The beauty of semester break is that I can finally turn my eyes from marking essays to some of the books and articles I’ve been meaning to read. One of the first I picked up was Rowan Day’s ominously titled, Murder in Tottenham. I was lucky enough to be at the book launch at Sydney’s historic Trades Hall. The sense of history was thick in the air and befitted a book dealing with the turbulent and often violent times when union clashes with the police and government were common.

Day presents a fascinating account of the revolutionary unionists, the International Workers of the World (IWW), popularly known as the Wobblies. The picture he paints is one of wild idealism and violent struggle for the mythical paradise for workers in the early days of Federation. He writes:

“The Tottenham Wobblies and their associates have been largely forgotten, despite doing everything imaginable to insert themselves into the history books. They rebelled against a economic and political structure they despised. They did this not only in Tottenham, but across Australia, New Zealand and America. The fact that some of them resorted to bullets and bombs shows just how fierce this struggle was” (p.159).

The focus of the book is refreshing. Rather than the heady political atmosphere in Sydney during World War I – ground well covered by historians of New South Wales – Day turns his attention to the small mining town of Tottenham. It was here that George Duncan, the only police officer in town was murdered by two Wobblies.

The book’s claim to cover Australia’s first political assassination is perhaps a stretch. Day reasons that Duncan was the highest symbol of state authority figure in the town and “For this reason, his killing can be seen as a political assassination” (p.159). Yet the evidence presented in the book does not really suggest the murderers were politically motivated. Indeed, the murder seems the only non-political event in the whole tale. Frank Franz and Roland Kennedy objected to Duncan’s heavy-handed policing.

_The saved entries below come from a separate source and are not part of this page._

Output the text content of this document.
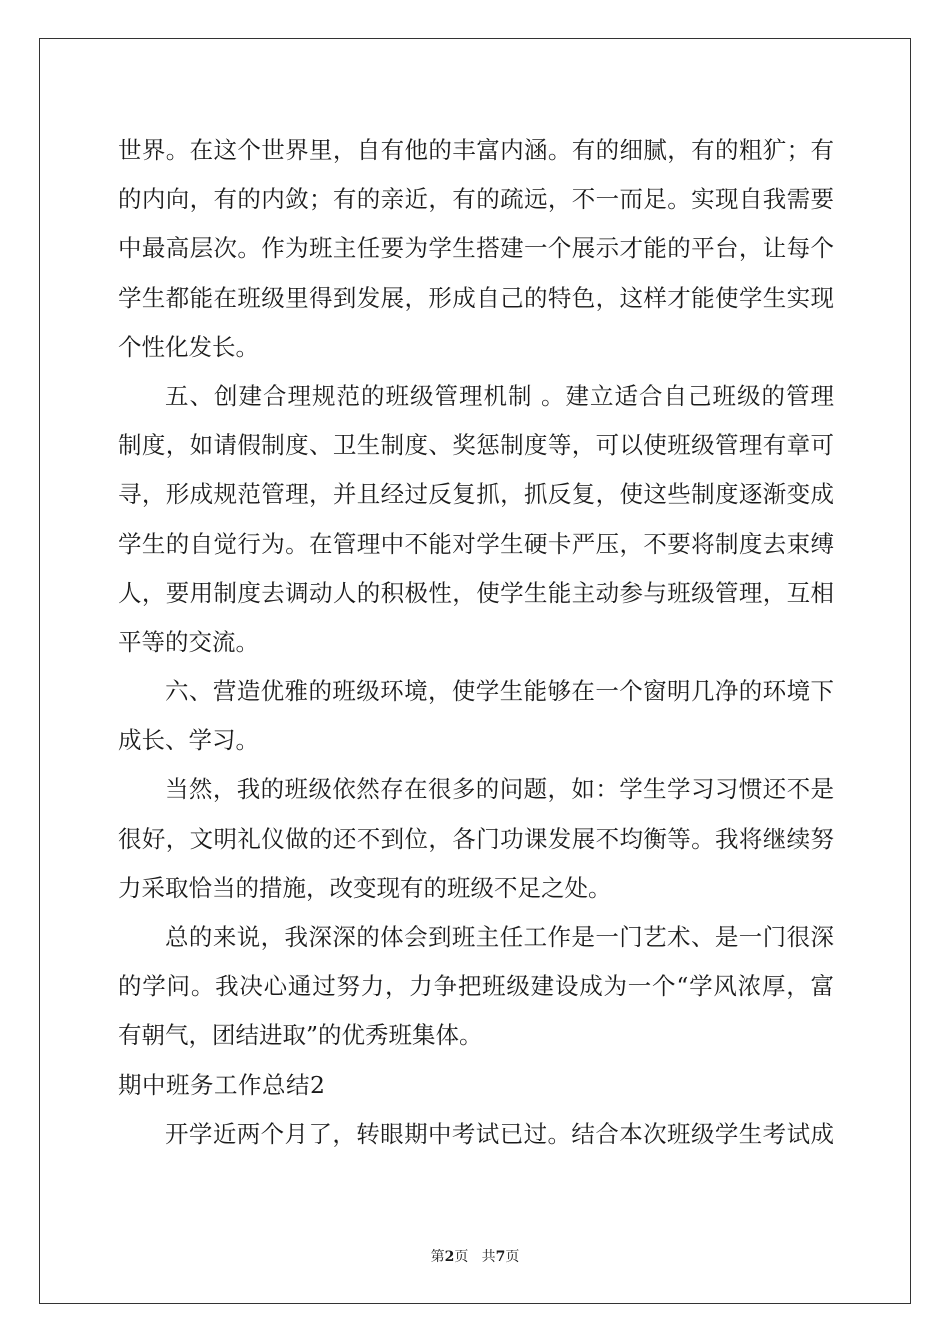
世界。在这个世界里，自有他的丰富内涵。有的细腻，有的粗犷；有
的内向，有的内敛；有的亲近，有的疏远，不一而足。实现自我需要
中最高层次。作为班主任要为学生搭建一个展示才能的平台，让每个
学生都能在班级里得到发展，形成自己的特色，这样才能使学生实现
个性化发长。
五、创建合理规范的班级管理机制 。建立适合自己班级的管理
制度，如请假制度、卫生制度、奖惩制度等，可以使班级管理有章可
寻，形成规范管理，并且经过反复抓，抓反复，使这些制度逐渐变成
学生的自觉行为。在管理中不能对学生硬卡严压，不要将制度去束缚
人，要用制度去调动人的积极性，使学生能主动参与班级管理，互相
平等的交流。
六、营造优雅的班级环境，使学生能够在一个窗明几净的环境下
成长、学习。
当然，我的班级依然存在很多的问题，如：学生学习习惯还不是
很好，文明礼仪做的还不到位，各门功课发展不均衡等。我将继续努
力采取恰当的措施，改变现有的班级不足之处。
总的来说，我深深的体会到班主任工作是一门艺术、是一门很深
的学问。我决心通过努力，力争把班级建设成为一个“学风浓厚，富
有朝气，团结进取”的优秀班集体。
期中班务工作总结2
开学近两个月了，转眼期中考试已过。结合本次班级学生考试成
第2页 共7页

Kennedy knew he was wanted by Duncan and both he and Franz were intoxicated when they fired bullets into the officer’s back. There is little sense that the murder was on behalf of the Wobblies or to further their cause.

Whether the reader accepts this as a political assassination per se or simply a murder in a political climate – the throes of the Australian conscription debate and mass industrial action – the narrative is compelling.

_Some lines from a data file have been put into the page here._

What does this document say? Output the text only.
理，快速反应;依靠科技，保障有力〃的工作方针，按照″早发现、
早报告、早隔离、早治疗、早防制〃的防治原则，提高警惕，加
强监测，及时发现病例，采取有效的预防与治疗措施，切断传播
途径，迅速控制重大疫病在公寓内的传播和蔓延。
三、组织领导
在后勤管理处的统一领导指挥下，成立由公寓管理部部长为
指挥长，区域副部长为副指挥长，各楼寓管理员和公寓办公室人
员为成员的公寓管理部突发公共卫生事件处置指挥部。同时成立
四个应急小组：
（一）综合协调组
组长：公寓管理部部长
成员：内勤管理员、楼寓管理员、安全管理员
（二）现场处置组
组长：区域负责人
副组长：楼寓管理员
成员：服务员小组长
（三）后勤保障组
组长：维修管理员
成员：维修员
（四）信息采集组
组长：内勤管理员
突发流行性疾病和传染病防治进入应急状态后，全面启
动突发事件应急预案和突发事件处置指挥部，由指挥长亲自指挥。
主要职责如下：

Where Day really shines is bringing in the wider context of the global Wobblies movement. He shows the interconnectivity of the early twentieth century Anglosphere and the terror revolutionary unionism inspired not only for conservatives but the acceptable left and even political trade unionists. Indeed, it was Labor Prime Minister (later Labor rat) Billy Hughes who insisted the Wobblies “must be attacked with the ferocity of a Bengal Tiger” (p.82).

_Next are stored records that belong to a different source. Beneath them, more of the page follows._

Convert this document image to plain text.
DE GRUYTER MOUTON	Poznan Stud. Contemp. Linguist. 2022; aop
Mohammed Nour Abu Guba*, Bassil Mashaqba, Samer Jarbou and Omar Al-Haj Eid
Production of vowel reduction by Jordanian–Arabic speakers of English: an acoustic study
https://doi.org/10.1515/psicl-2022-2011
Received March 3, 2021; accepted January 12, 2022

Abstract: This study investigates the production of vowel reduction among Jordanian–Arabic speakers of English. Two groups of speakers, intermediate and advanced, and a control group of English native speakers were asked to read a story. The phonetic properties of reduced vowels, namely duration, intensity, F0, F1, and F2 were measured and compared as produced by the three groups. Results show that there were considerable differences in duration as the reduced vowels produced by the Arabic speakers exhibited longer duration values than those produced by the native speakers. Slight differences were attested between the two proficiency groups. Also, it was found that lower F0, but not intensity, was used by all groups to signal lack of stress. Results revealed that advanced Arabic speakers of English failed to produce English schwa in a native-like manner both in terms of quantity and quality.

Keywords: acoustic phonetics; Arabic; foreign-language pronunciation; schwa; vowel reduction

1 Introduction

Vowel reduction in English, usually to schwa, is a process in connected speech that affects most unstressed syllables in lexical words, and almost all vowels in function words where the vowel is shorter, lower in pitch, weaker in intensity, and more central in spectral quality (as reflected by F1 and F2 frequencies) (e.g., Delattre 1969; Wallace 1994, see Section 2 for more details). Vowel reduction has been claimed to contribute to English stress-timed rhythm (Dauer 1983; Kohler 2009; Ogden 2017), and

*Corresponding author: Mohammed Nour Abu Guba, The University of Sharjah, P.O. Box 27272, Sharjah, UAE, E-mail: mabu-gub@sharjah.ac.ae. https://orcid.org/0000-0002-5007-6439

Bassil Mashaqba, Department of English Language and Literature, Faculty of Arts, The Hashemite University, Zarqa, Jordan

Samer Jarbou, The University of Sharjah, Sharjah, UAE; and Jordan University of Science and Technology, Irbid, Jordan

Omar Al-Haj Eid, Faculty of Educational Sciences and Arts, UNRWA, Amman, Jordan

The Sydney Twelve trial, which found IWW members guilty of treason, was still in session when Franz and Kennedy were tried. The hysteria of the period is palpable in Day’s account. This fed into the most outrageous death sentence to be delivered in Australian legal history. Allegedly promised a reduced sentence and even a monetary reward for his family, Franz decided to turn Crown’s witness. His subsequent execution was unprecedented. As Day explains;

“Never in Australian history, before or since, has somebody been executed after becoming a witness for the Crown or ‘turning King’s evidence’” (p.115).

Such was the terror inspired by the Wobblies and the ruthless pursuit by the government and employer groups to destroy them.

Day’s book sheds a welcome light on rural politics in turn of the century New South Wales. He finishes with a poignant discussion if the Tottenham Wobblies belong in Russel Ward’s Australian Legend. The State’s fierce determination to suppress the IWW is also helpfully unpacked.

As Day notes:

“That a Cabinet in the process of preparing an anti-capital punishment bill would so firmly endorse two hangings … shows clearly that this was a time unique in modern Australian history” (p.126).

This book is well worth the read if for no other reason than it has some eerie similarities to many Western governments in the age of terrorism. Certainly in Australia, the state seems no more open to revolutionary groups or even counter opinions now than it was 100 years ago when Day’s story takes place.

In short, this is well written and superbly researched (as befits a book emerging from a PhD thesis). More importantly it is a good yarn and an exciting period in Australian history. Whether or not the murder was political – everything else in the book most certainly is.